Good evening, National Bitch Huzz fans!
Tonight, the cries of the wives have arrived.
Today’s wife is Hana-san, 30 years old.
The husband is 30 years old.
Hana-san’s cry was…
“It’s a marriage rabbit!
Will my husband’s cooling off work?
A cooling-off period?
I don’t think your husband has a cooling-off or money-back
What’s going on?
I’m really curious to know what kind of hare he is!
So, thank you for your time, Hana-san!
It’s a marriage rabbit! Will my husband’s cooling off work?
I only found out about it after I got married. ・・・・
I’m sure you’ve heard of it.
When I’m outside, I can rely on them and they are crisp and clear.
But inside the house, they are very sloppy.
Before I got married, I used to go out early in the morning on my days off.
My husband would check out the hottest date spots, leisure activities, and restaurants introduced in magazines and on TV, and take me there.
However, after I got married, ・・・・
No such dates at all.
On Friday nights, we would go home and play games until we fell asleep.
He was playing online games until late at night.
Of course, there’s no way he can wake up in the morning, so he stays in bed forever
When I try to wake him up, he gets really cranky.
He sleeps until late afternoon, and when he wakes up, he’s still in a daze.

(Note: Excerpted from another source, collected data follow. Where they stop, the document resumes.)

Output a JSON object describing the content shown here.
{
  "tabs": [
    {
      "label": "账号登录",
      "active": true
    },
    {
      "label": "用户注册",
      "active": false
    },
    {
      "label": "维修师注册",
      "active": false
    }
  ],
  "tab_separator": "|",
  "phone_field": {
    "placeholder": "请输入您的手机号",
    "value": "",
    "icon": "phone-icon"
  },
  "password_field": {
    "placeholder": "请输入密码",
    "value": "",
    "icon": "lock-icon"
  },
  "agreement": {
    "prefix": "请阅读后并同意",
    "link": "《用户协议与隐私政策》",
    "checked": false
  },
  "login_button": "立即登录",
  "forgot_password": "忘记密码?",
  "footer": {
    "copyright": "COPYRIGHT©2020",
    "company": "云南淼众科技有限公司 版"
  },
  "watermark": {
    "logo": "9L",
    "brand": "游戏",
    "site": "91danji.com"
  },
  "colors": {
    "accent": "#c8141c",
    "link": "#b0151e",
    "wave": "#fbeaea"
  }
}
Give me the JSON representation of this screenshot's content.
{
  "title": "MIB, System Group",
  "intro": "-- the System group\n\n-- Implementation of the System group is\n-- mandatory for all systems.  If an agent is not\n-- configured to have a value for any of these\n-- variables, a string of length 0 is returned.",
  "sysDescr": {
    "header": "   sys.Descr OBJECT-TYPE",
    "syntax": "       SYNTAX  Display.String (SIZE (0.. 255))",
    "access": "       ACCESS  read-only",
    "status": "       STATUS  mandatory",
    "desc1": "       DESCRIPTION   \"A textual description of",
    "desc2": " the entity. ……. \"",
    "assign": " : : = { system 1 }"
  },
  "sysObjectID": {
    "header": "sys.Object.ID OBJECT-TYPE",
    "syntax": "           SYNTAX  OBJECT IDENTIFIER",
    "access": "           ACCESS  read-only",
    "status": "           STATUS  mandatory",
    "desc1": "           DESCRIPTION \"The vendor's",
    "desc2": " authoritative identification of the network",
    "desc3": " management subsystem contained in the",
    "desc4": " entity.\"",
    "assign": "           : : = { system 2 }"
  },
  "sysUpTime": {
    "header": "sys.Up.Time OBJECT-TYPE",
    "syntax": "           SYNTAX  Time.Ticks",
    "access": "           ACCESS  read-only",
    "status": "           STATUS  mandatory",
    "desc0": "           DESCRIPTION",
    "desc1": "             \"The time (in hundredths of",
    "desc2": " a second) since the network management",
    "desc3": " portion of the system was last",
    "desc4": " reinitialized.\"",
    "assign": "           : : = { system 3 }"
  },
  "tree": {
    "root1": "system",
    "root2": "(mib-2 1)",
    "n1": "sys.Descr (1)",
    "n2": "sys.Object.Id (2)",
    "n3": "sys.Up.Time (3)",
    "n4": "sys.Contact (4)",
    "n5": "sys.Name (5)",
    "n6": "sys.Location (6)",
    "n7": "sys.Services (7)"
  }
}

I want to go on a date with her because it’s my day off.
I said, “Let’s go out somewhere! but he just ignores me.
She doesn’t even care if I’m cleaning or tidying up.
Instead, she goes to the small store by himself.
He buys a Coke and some fried food and potatoes, and ignores the food I prepared for him!
It’s fine to buy and eat, but don’t you think it would be nice to say something
In addition, he was wearing a T-shirt and sandals instead of pajamas, which was sloppy.
Of course, I mean, he doesn’t do any housework at all, she just lounges around on the couch.
I’ve asked him to at least say something to me or tell me she doesn’t eat, but she just pretends not to know.
It’s too different from before we were married, and I think it’s a bit of a heron!
I’ve heard that you don’t feed the fish you catch, and that’s exactly what he’s doing!
You’re too different from before and after marriage!
It’s like the gap between the picture on the menu of a fishy set menu restaurant and the actual food that comes out!
He planned a lot of things for the date, so he’s a man who can do it.
Husband, why don’t you show off your skills!
Games are limited to 30 minutes a day!
Didn’t your mommy ever tell you that properly?
You’re a bad boy!
Be careful, you won’t get attached to me!
But I’ve got some good news about your husband…
When he notices that I’m upset, he goes to the convenience store
and buys me some sweets.
Oh, that’s sweet!
That’s not it!
Even if you’re not angry, buy me something!
By all means, take good care of your wife like you did when we were dating!